2013-11-20 02:17:53 PM
The next "1857-style" revolution will be started by beef condoms. Mark my words.
 
2013-11-20 02:20:38 PM
When you tell a lady you have bill gates' beef condoms back home and she turns you down, is the hurt so bad you get blue balls of death?

/cause that sounds unpleasant.
 
2013-11-20 02:21:43 PM
This may result in a shortage of Big Macs.
 
2013-11-20 02:22:10 PM

dj_spanmaster: I've had some delicious beef tendon.

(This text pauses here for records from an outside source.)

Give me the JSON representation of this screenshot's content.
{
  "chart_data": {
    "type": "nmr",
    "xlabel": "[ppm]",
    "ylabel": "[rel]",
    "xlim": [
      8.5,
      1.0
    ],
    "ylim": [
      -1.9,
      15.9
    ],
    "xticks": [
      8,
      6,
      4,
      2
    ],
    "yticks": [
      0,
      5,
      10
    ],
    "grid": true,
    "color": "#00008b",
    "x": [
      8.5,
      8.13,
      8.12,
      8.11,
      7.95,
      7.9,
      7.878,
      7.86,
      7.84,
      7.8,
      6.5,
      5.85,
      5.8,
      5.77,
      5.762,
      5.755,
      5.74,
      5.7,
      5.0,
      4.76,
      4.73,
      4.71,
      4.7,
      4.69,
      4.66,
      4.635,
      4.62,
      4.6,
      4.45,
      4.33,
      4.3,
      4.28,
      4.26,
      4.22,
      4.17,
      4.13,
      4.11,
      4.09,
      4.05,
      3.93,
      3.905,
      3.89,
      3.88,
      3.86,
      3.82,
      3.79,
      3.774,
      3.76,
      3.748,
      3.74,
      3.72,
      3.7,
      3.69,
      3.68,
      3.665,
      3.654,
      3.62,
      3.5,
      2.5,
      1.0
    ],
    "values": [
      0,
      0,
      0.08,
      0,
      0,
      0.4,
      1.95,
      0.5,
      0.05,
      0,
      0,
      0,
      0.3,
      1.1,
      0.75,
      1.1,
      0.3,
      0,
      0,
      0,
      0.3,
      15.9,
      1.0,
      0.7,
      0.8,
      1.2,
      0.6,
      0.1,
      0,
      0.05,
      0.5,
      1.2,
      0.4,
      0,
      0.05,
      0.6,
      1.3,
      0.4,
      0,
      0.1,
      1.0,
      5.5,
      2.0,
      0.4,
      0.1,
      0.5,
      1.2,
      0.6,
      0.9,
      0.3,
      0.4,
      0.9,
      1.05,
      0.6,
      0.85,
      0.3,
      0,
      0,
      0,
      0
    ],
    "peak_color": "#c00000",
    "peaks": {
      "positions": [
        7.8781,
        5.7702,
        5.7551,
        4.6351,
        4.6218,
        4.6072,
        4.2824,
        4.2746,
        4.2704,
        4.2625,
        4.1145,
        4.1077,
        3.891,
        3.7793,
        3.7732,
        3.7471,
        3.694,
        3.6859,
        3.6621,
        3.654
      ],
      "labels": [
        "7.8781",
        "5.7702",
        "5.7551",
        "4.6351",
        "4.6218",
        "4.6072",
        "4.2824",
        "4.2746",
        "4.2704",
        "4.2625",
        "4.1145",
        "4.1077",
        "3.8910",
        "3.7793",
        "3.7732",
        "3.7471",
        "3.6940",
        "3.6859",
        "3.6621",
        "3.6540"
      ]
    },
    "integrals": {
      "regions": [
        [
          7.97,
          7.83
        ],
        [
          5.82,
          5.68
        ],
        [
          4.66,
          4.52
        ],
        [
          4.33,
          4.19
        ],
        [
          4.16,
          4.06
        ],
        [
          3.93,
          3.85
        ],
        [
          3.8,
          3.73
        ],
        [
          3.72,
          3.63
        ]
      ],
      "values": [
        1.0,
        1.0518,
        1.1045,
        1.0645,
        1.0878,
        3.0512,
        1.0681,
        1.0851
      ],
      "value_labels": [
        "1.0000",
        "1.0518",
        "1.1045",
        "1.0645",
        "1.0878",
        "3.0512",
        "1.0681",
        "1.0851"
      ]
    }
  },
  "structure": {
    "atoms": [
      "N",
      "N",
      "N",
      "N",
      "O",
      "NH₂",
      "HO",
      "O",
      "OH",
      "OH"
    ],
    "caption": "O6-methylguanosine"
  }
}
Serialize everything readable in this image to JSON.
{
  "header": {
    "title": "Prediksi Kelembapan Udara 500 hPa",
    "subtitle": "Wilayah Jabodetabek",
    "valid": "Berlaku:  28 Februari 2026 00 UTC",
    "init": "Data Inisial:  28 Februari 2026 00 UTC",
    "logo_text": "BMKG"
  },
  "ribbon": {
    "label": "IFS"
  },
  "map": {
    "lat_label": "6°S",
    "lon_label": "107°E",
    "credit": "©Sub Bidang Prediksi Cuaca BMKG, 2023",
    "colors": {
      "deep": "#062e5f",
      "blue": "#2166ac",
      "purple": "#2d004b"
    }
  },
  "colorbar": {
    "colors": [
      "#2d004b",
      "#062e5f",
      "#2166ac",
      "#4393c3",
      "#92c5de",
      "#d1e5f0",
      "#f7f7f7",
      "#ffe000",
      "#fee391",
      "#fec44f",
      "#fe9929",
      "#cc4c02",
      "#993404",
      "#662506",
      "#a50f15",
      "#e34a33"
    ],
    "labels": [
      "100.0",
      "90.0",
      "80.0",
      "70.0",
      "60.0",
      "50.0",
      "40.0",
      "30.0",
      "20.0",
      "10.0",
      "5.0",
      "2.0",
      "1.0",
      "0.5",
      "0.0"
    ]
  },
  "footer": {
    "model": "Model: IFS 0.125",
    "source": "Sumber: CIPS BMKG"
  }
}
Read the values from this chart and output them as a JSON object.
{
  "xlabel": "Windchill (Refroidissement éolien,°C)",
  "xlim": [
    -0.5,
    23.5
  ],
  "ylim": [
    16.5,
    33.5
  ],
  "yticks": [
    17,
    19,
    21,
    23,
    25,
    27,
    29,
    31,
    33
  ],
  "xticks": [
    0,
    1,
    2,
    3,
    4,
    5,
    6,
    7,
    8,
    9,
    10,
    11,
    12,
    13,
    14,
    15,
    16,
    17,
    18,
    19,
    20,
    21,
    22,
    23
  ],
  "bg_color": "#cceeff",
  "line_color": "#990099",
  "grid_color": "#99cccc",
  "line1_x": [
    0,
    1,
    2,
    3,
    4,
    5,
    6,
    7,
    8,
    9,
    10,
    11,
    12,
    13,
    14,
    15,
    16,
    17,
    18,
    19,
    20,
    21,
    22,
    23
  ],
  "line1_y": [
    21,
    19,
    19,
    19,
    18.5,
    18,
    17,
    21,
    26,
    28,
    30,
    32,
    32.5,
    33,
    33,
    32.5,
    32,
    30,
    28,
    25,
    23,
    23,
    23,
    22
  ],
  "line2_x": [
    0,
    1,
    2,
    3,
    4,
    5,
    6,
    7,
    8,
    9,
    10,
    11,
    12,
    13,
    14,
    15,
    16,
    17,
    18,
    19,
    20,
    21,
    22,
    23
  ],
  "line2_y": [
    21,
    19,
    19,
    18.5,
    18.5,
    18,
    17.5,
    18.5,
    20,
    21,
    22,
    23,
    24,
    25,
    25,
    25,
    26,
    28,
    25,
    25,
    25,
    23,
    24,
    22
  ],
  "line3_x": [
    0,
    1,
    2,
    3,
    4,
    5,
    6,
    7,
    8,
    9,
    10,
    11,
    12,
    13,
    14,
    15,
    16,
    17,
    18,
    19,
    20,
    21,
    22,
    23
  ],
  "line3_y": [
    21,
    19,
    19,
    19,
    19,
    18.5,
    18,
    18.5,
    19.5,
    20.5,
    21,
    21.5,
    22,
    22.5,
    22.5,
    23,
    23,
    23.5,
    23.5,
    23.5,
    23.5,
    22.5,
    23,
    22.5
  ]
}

If this means more BJs, I'm in.


Until she starts chewing on the damn thing.

CSB.  A buddy of mine brought some girl home one night from the bar, she wasn't 'that type of girl', so she just blew him.  (i know, if you're gonna go that far, just fark already).  He tells me it's the worse beej in his life,  I tell him, c'mon, even the worse beej blowy isn't 'that' bad.  He goes, no, she was farking chewing on it, the next day I could hardly walk.  LOL, he's such a nice guy he didn't even tell her to stop, because he didn't want to hurt her feelings, and after a while said he was too drunk to finish.
 
2013-11-20 02:25:23 PM
Bill Gates's grant was to find a way to get women to swallow.

These won't have to get stuck in the sewer system if she eats the cum filled condom!